世界樹の迷宮・その1(B2F。FOEについて)

パラディン♀ アリスベルガの日記

 迷宮に蔓延る蔦蔓を手斧で切り落とす。開かれた視界に現れたのは枯れ草色の体毛を揺らす巨大な雄牛の姿だった。
 その雄牛は炎のように燃える真っ赤な瞳でこちらを睨み付け、割れよとばかりの激しさで蹄を地面に叩き付け、こちらに突進してきたのだ。

 「『敵対者』だ! 来るぞ!」

 『敵対者』あるいは『F.O.E』と名付けられた迷宮の守護者達。
 彼らは迷宮をただ跋扈する魔物達とは違い、テリトリーを脅かす侵入者をその暴君じみた膂力で引き裂かんとするのだ。
 皆が思い思いの得物を手にする中、私は手斧を放り捨てると、背中に担いだ大盾を構える。
 そう、私はパラディン、アリスベルガ。四肢を臓腑を盾として、輩の命を守る者。
 この大盾こそが私の聖騎士としての証であり、誇りであり、使命である。

 「さぁ、来い鈍牛! この私がいる限り、仲間には指一本触れさせはせん!」

 私は地面を踏み締めてただじっと待つ。この一撃を堪えれば、我々の、勝ちだ。





 ……F.O.Eシンボルエンカウントで遭遇する迷宮の中ボス的存在です。
 普通に初めて遭遇する時には、死者の2、3人は当たり前。勝つこともおぼつかず、全滅しなければラッキーってな感じです。
 ただ、F.O.Eの移動方法にはパターンがあるので、うまいこと行動を読めば戦闘を回避することも可能です。
 まぁ、曲がり角でいきなり遭遇しちゃったりってこともあるんですけどね。私の場合、上記の牛がそうでした。で、パーティの壁役であるパラディンが一撃死。残りのメンバーは「こりゃあかん!」と命からがら逃げ出したのでした。いやー、F.O.Eは本当に怖い。

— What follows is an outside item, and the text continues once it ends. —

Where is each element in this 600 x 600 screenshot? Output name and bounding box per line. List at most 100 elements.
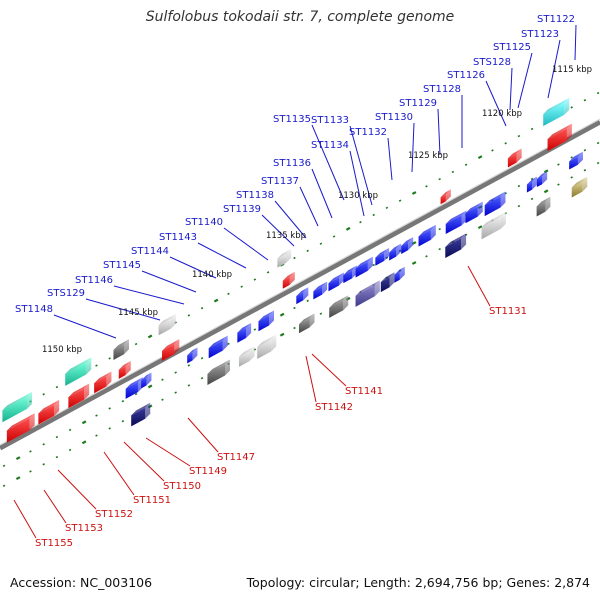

 パラディンについてちょっと触れておくと、パラディンは防御特化型の戦士です。
 覚えるスキルも自分に攻撃を向けさせる「挑発」や、前衛への攻撃を防ぐ「フロントガード」などパーティの被害を一手に引き受ける被害担当艦としての役割を持っています。で、パラディンが相手を引き付けている間に、ダークハンターが敵を弱体化したり、アルケミストが強力な魔法を叩き込んだりすると。そういう役割分担になっているワケです。
 このゲーム、基本的に敵の攻撃が激しいのでパラディンの存在は必要不可欠と言っても過言ではありません。戦士系が配置される前衛が一度崩壊してしまうと、防御力のない後衛集団はあっという間にリンチにあうので、とにかく前線を固く守って敵の攻撃を後ろまで届かせないようにする(と言っても後衛を狙ってくる敵もいたりするのが厄介なところ)のが重要になります。
 とは言っても抜群に守備が秀でているかというと実はそれほど固くなかったりもするので、集中砲火を食らうと結構あっさり逝っちゃいます。スキルの防御効果がとにかく優秀なので、スキルの割り振りが重要なキャラクターと言えますね。
 ……正直、スキル振り直したいんだよなぁ。